Martins suggested Nassau be ready to take action, much like what has happened in Montgomery County, Maryland, where officials have taken steps to sue the Federal Aviation Administration to stop the area’s increased noise pollution, and put the FAA on notice.
“If the FAA is not willing to work with local government and the community to help reduce noise pollution and keep our skies friendly, then as a county, our only recourse is to sue. As County Executive, I will direct our County Attorney to protect our families by getting the courts to require the FAA to follow the law,” Martins said. “Nassau County residents deserve action and results.”

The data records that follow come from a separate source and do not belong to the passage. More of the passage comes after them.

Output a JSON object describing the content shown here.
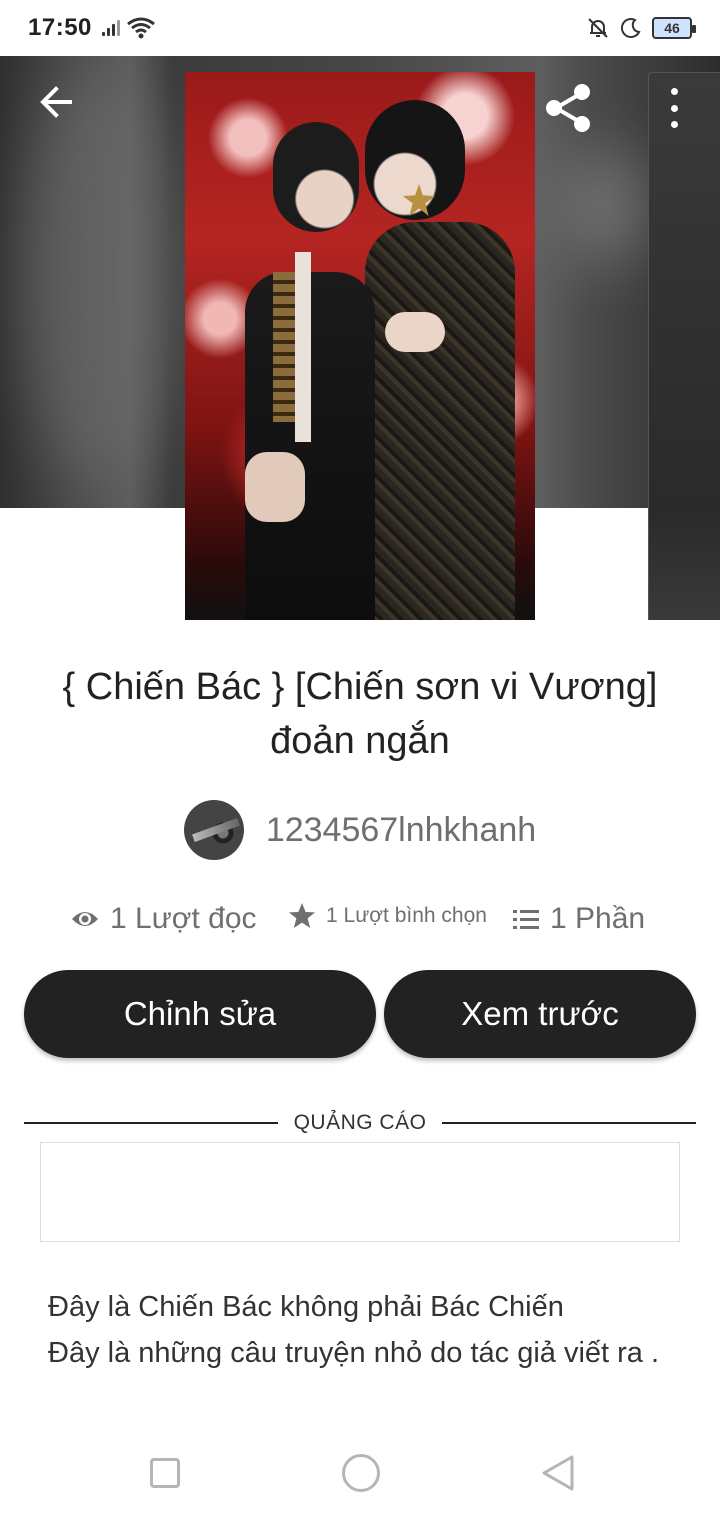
{
  "status_bar": {
    "time": "17:50",
    "battery": "46",
    "icons": [
      "signal-icon",
      "wifi-icon",
      "mute-bell-icon",
      "moon-icon",
      "battery-icon"
    ]
  },
  "header": {
    "back_icon": "arrow-left-icon",
    "share_icon": "share-icon",
    "more_icon": "more-vertical-icon"
  },
  "story": {
    "title": "{ Chiến Bác } [Chiến sơn vi Vương] đoản ngắn",
    "author": "1234567lnhkhanh",
    "stats": {
      "reads": "1 Lượt đọc",
      "votes": "1 Lượt bình chọn",
      "parts": "1 Phần"
    },
    "description": [
      "Đây là Chiến Bác không phải Bác Chiến",
      "Đây là những câu truyện nhỏ do tác giả viết ra ."
    ]
  },
  "actions": {
    "edit_label": "Chỉnh sửa",
    "preview_label": "Xem trước"
  },
  "ad": {
    "label": "QUẢNG CÁO"
  },
  "colors": {
    "button_bg": "#222222",
    "muted_text": "#6f6f6f"
  }
}
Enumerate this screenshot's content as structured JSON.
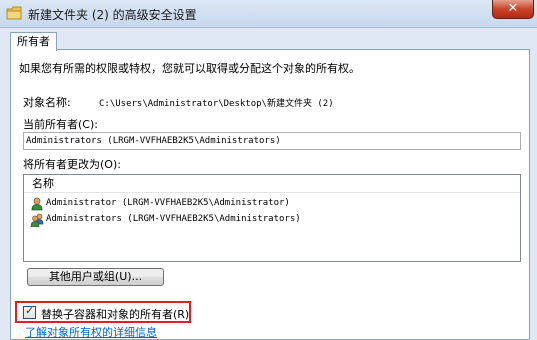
{
  "window": {
    "title": "新建文件夹 (2) 的高级安全设置",
    "close_label": "✕"
  },
  "tabs": [
    {
      "label": "所有者"
    }
  ],
  "owner_tab": {
    "intro": "如果您有所需的权限或特权，您就可以取得或分配这个对象的所有权。",
    "object_name_label": "对象名称:",
    "object_name_value": "C:\\Users\\Administrator\\Desktop\\新建文件夹 (2)",
    "current_owner_label": "当前所有者(C):",
    "current_owner_value": "Administrators (LRGM-VVFHAEB2K5\\Administrators)",
    "change_owner_label": "将所有者更改为(O):",
    "list": {
      "column_name": "名称",
      "items": [
        {
          "label": "Administrator (LRGM-VVFHAEB2K5\\Administrator)",
          "icon": "user-icon"
        },
        {
          "label": "Administrators (LRGM-VVFHAEB2K5\\Administrators)",
          "icon": "group-icon"
        }
      ]
    },
    "other_users_button": "其他用户或组(U)...",
    "replace_checkbox": {
      "label": "替换子容器和对象的所有者(R)",
      "checked": true
    },
    "help_link": "了解对象所有权的详细信息"
  },
  "colors": {
    "highlight_border": "#e02020",
    "link": "#0066cc",
    "close_button": "#c7432a"
  }
}
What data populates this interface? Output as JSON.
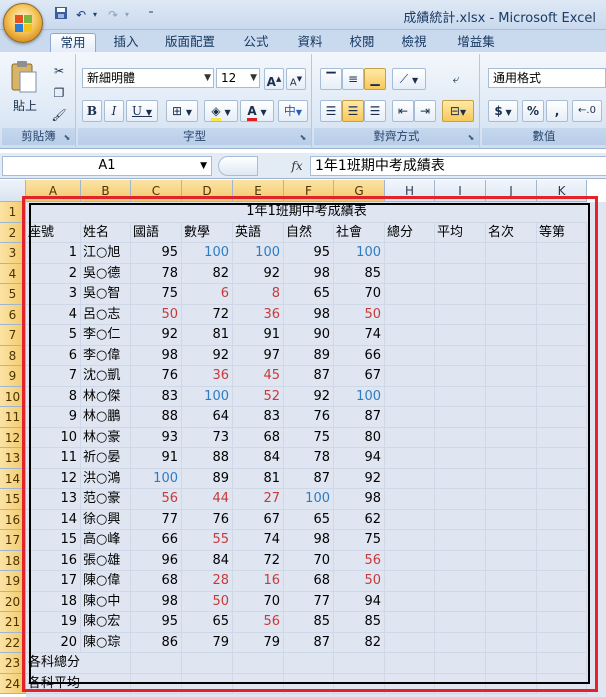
{
  "window": {
    "title": "成績統計.xlsx - Microsoft Excel"
  },
  "ribbon": {
    "tabs": [
      "常用",
      "插入",
      "版面配置",
      "公式",
      "資料",
      "校閱",
      "檢視",
      "增益集"
    ],
    "active_tab": "常用",
    "clipboard": {
      "label": "剪貼簿",
      "paste": "貼上"
    },
    "font": {
      "label": "字型",
      "name": "新細明體",
      "size": "12",
      "bold": "B",
      "italic": "I",
      "underline": "U",
      "grow": "A",
      "shrink": "A"
    },
    "alignment": {
      "label": "對齊方式"
    },
    "number": {
      "label": "數值",
      "format": "通用格式",
      "currency": "$",
      "percent": "%",
      "comma": ","
    }
  },
  "formula_bar": {
    "name_box": "A1",
    "fx": "fx",
    "content": "1年1班期中考成績表"
  },
  "columns": [
    "A",
    "B",
    "C",
    "D",
    "E",
    "F",
    "G",
    "H",
    "I",
    "J",
    "K"
  ],
  "rows": [
    "1",
    "2",
    "3",
    "4",
    "5",
    "6",
    "7",
    "8",
    "9",
    "10",
    "11",
    "12",
    "13",
    "14",
    "15",
    "16",
    "17",
    "18",
    "19",
    "20",
    "21",
    "22",
    "23",
    "24"
  ],
  "sheet": {
    "title": "1年1班期中考成績表",
    "headers": [
      "座號",
      "姓名",
      "國語",
      "數學",
      "英語",
      "自然",
      "社會",
      "總分",
      "平均",
      "名次",
      "等第"
    ],
    "students": [
      {
        "no": "1",
        "name": "江○旭",
        "scores": [
          "95",
          "100",
          "100",
          "95",
          "100"
        ]
      },
      {
        "no": "2",
        "name": "吳○德",
        "scores": [
          "78",
          "82",
          "92",
          "98",
          "85"
        ]
      },
      {
        "no": "3",
        "name": "吳○智",
        "scores": [
          "75",
          "6",
          "8",
          "65",
          "70"
        ]
      },
      {
        "no": "4",
        "name": "呂○志",
        "scores": [
          "50",
          "72",
          "36",
          "98",
          "50"
        ]
      },
      {
        "no": "5",
        "name": "李○仁",
        "scores": [
          "92",
          "81",
          "91",
          "90",
          "74"
        ]
      },
      {
        "no": "6",
        "name": "李○偉",
        "scores": [
          "98",
          "92",
          "97",
          "89",
          "66"
        ]
      },
      {
        "no": "7",
        "name": "沈○凱",
        "scores": [
          "76",
          "36",
          "45",
          "87",
          "67"
        ]
      },
      {
        "no": "8",
        "name": "林○傑",
        "scores": [
          "83",
          "100",
          "52",
          "92",
          "100"
        ]
      },
      {
        "no": "9",
        "name": "林○鵬",
        "scores": [
          "88",
          "64",
          "83",
          "76",
          "87"
        ]
      },
      {
        "no": "10",
        "name": "林○豪",
        "scores": [
          "93",
          "73",
          "68",
          "75",
          "80"
        ]
      },
      {
        "no": "11",
        "name": "祈○晏",
        "scores": [
          "91",
          "88",
          "84",
          "78",
          "94"
        ]
      },
      {
        "no": "12",
        "name": "洪○鴻",
        "scores": [
          "100",
          "89",
          "81",
          "87",
          "92"
        ]
      },
      {
        "no": "13",
        "name": "范○豪",
        "scores": [
          "56",
          "44",
          "27",
          "100",
          "98"
        ]
      },
      {
        "no": "14",
        "name": "徐○興",
        "scores": [
          "77",
          "76",
          "67",
          "65",
          "62"
        ]
      },
      {
        "no": "15",
        "name": "高○峰",
        "scores": [
          "66",
          "55",
          "74",
          "98",
          "75"
        ]
      },
      {
        "no": "16",
        "name": "張○雄",
        "scores": [
          "96",
          "84",
          "72",
          "70",
          "56"
        ]
      },
      {
        "no": "17",
        "name": "陳○偉",
        "scores": [
          "68",
          "28",
          "16",
          "68",
          "50"
        ]
      },
      {
        "no": "18",
        "name": "陳○中",
        "scores": [
          "98",
          "50",
          "70",
          "77",
          "94"
        ]
      },
      {
        "no": "19",
        "name": "陳○宏",
        "scores": [
          "95",
          "65",
          "56",
          "85",
          "85"
        ]
      },
      {
        "no": "20",
        "name": "陳○琮",
        "scores": [
          "86",
          "79",
          "79",
          "87",
          "82"
        ]
      }
    ],
    "summary_rows": [
      "各科總分",
      "各科平均"
    ]
  },
  "colors": {
    "score_100": "#2d7bc3",
    "score_fail": "#c83a3a",
    "highlight_frame": "#e3232a"
  }
}
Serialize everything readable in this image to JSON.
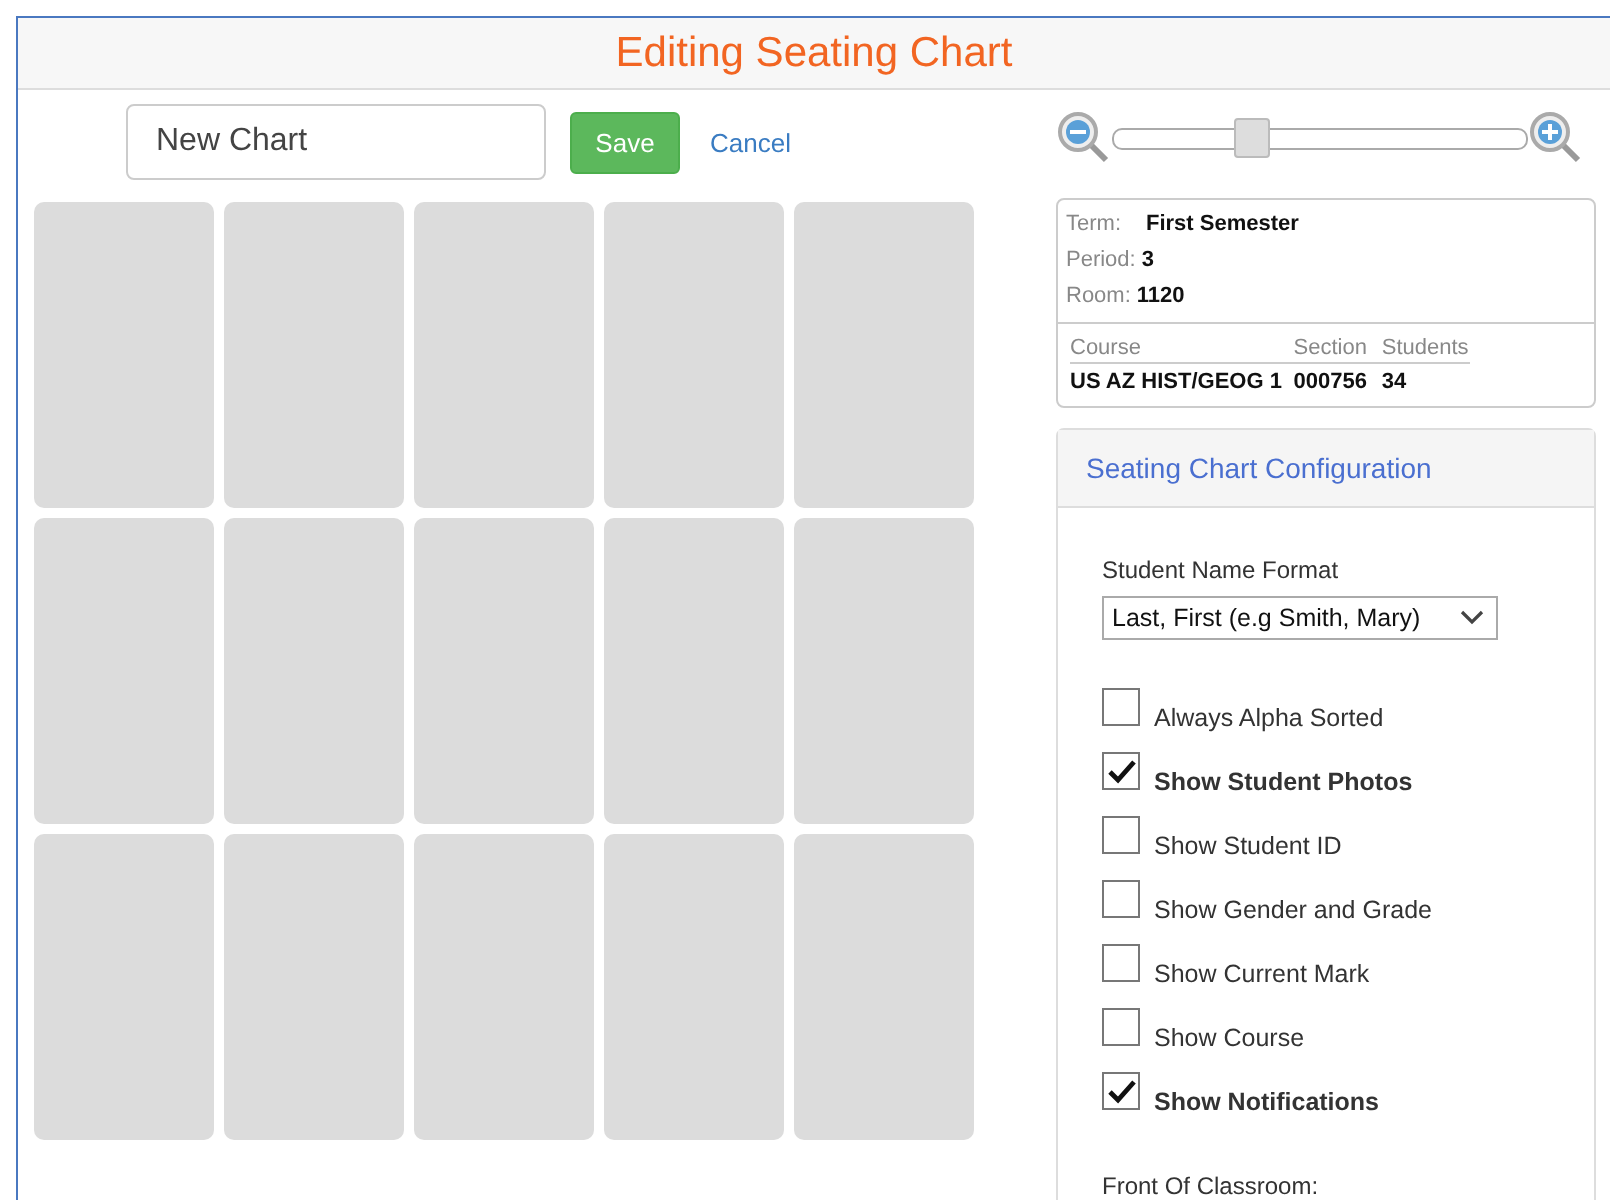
{
  "title": "Editing Seating Chart",
  "chart_name": {
    "value": "New Chart"
  },
  "save_button": "Save",
  "cancel_link": "Cancel",
  "zoom": {
    "level": 0.33
  },
  "info": {
    "term_label": "Term:",
    "term": "First Semester",
    "period_label": "Period:",
    "period": "3",
    "room_label": "Room:",
    "room": "1120",
    "columns": [
      "Course",
      "Section",
      "Students"
    ],
    "row": [
      "US AZ HIST/GEOG 1",
      "000756",
      "34"
    ]
  },
  "config": {
    "title": "Seating Chart Configuration",
    "name_format_label": "Student Name Format",
    "name_format": "Last, First (e.g Smith, Mary)",
    "options": [
      {
        "label": "Always Alpha Sorted",
        "checked": false
      },
      {
        "label": "Show Student Photos",
        "checked": true
      },
      {
        "label": "Show Student ID",
        "checked": false
      },
      {
        "label": "Show Gender and Grade",
        "checked": false
      },
      {
        "label": "Show Current Mark",
        "checked": false
      },
      {
        "label": "Show Course",
        "checked": false
      },
      {
        "label": "Show Notifications",
        "checked": true
      }
    ],
    "front_label": "Front Of Classroom:"
  }
}
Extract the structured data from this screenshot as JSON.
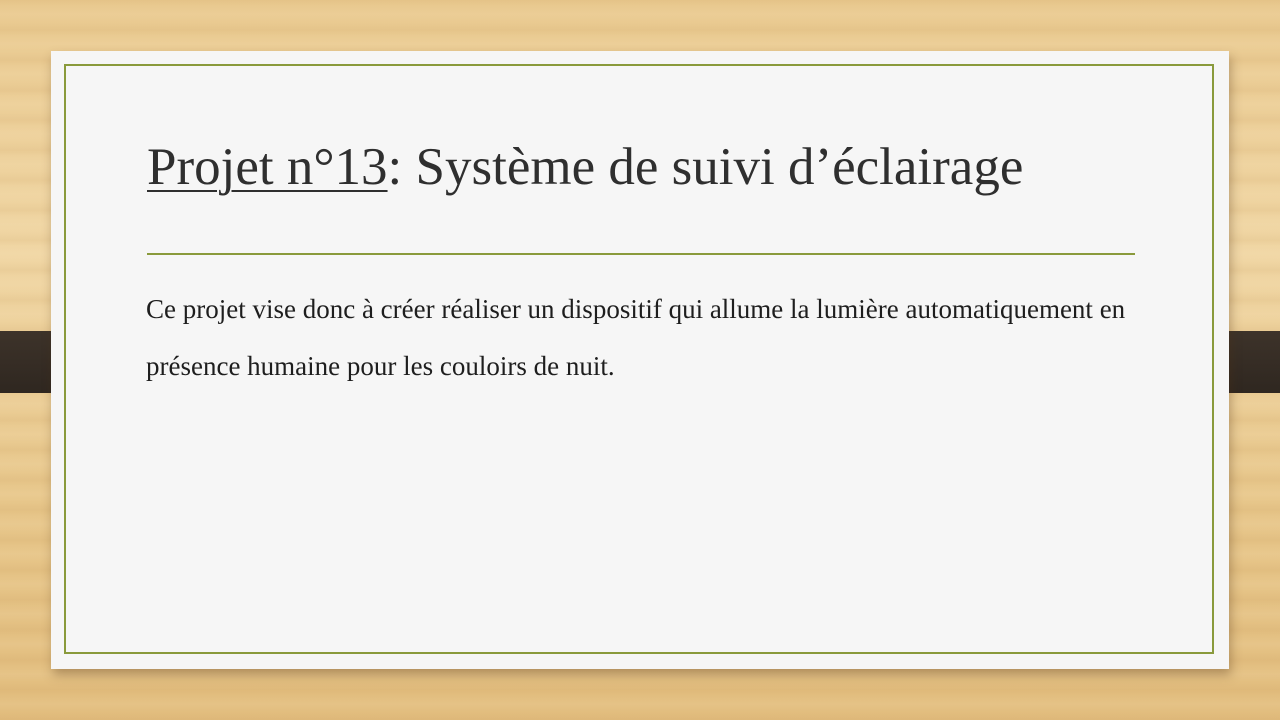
{
  "slide": {
    "title_prefix": "Projet n°13",
    "title_rest": ": Système de suivi d’éclairage",
    "body": "Ce projet vise donc à créer réaliser un dispositif qui allume la lumière automatiquement en présence humaine pour les couloirs de nuit."
  },
  "colors": {
    "accent": "#8a9a3c",
    "strap": "#3d332a",
    "card": "#f6f6f6",
    "text": "#2f2f2f"
  }
}
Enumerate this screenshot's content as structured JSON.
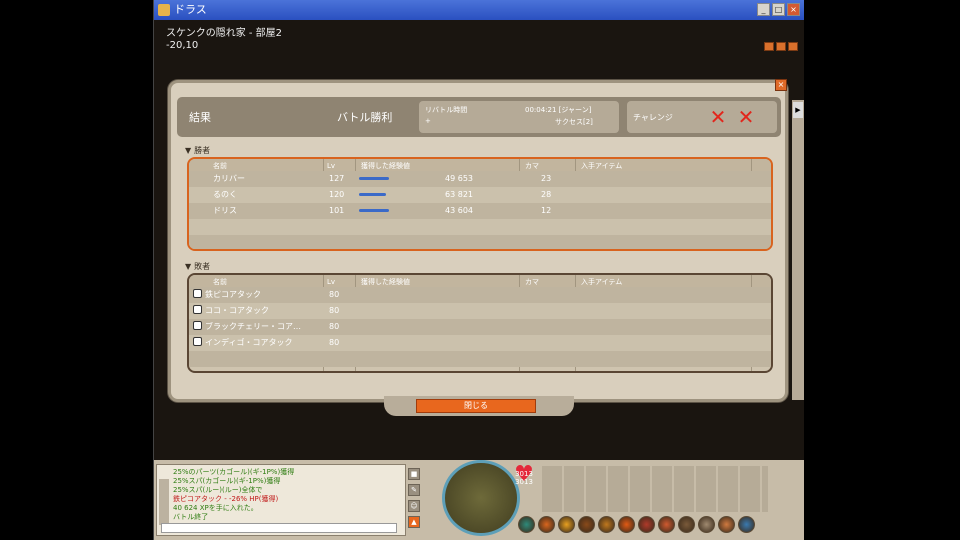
{
  "window": {
    "title": "ドラス",
    "minimize": "_",
    "maximize": "□",
    "close": "×"
  },
  "map": {
    "name": "スケンクの隠れ家 - 部屋2",
    "coords": "-20,10"
  },
  "dialog": {
    "result_label": "結果",
    "battle_title": "バトル勝利",
    "info_left_top": "リバトル時間",
    "info_right_top": "00:04:21 [ジャーン]",
    "info_left_bottom": "+",
    "info_right_bottom": "サクセス[2]",
    "challenge_label": "チャレンジ",
    "winners_label": "勝者",
    "losers_label": "敗者",
    "columns": {
      "name": "名前",
      "level": "Lv",
      "xp": "獲得した経験値",
      "kama": "カマ",
      "items": "入手アイテム"
    },
    "winners": [
      {
        "name": "カリバー",
        "level": "127",
        "xp": "49 653",
        "kama": "23",
        "bar": 0.55
      },
      {
        "name": "るのく",
        "level": "120",
        "xp": "63 821",
        "kama": "28",
        "bar": 0.5
      },
      {
        "name": "ドリス",
        "level": "101",
        "xp": "43 604",
        "kama": "12",
        "bar": 0.55
      }
    ],
    "losers": [
      {
        "name": "鉄ピコアタック",
        "level": "80"
      },
      {
        "name": "ココ・コアタック",
        "level": "80"
      },
      {
        "name": "ブラックチェリー・コア…",
        "level": "80"
      },
      {
        "name": "インディゴ・コアタック",
        "level": "80"
      }
    ],
    "close_button": "閉じる"
  },
  "chat": {
    "lines": [
      {
        "text": "25%のパーツ(カゴール)(ギ-1P%)獲得",
        "color": "green"
      },
      {
        "text": "25%スパ(カゴール)(ギ-1P%)獲得",
        "color": "green"
      },
      {
        "text": "25%スパ(ルー)(ルー)全体で",
        "color": "green"
      },
      {
        "text": "鉄ピコアタック - -26% HP(獲得)",
        "color": "red"
      },
      {
        "text": "40 624 XPを手に入れた。",
        "color": "green"
      },
      {
        "text": "バトル終了",
        "color": "green"
      }
    ],
    "input_value": ""
  },
  "hud": {
    "hp": "3013 3013"
  },
  "colors": {
    "accent": "#e8671e",
    "dialog_bg": "#d9cfbd"
  }
}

Curran has introduced legislation (A.8283) requiring the New York State Departments of Transportation and Environmental Conservation to study and produce a report on the effects of air traffic from JFK and LaGuardia airports on the health of local residents.
Curran said, “Residents of both Nassau and Suffolk counties, as well as New York City, are experiencing a declining quality of life due to the constant air traffic from both of these major airports. The noise pollution in these communities has increased and become a major problem as traffic patterns have shifted and planes on low approaches encroach on local neighborhoods”.
“Previous studies have shown there is a frequent deafening noise level that exceeds the day-night average noise level of 65 decibels,” said Curran. “This is a major issue at all times of day, particularly in the evenings, when residents are trying to sleep. I believe the usage of certain runways at night is contributing to this issue. This legislation will require the state to study the issue and make recommendations as to how we improve can the quality of life for communities surrounding these major airports.”
Curran’s legislation, modeled after a similar bill in the Illinois State Legislature, due to disappointment with a Part 150 Study not being extended to certain areas of his Assembly District including Lynbrook, Malverne, Rockville Centre, West Hempstead and Franklin Square. Roundtable discussions focused on airplane noise affecting Queens neighborhoods have been held, but not Nassau County communities.
As a State Senator, Martins worked to address airplane noise pollution, including sponsoring state Legislation that would call for a noise and land use compatibility survey to be conducted by the Port Authority of New York and New Jersey that oversees the regional airports. He has successfully worked with villages throughout Nassau to get FAA and NYSDCE noise monitors installed and has advocated for the FAA to reduce the noise decibel threshold by 10 decibels.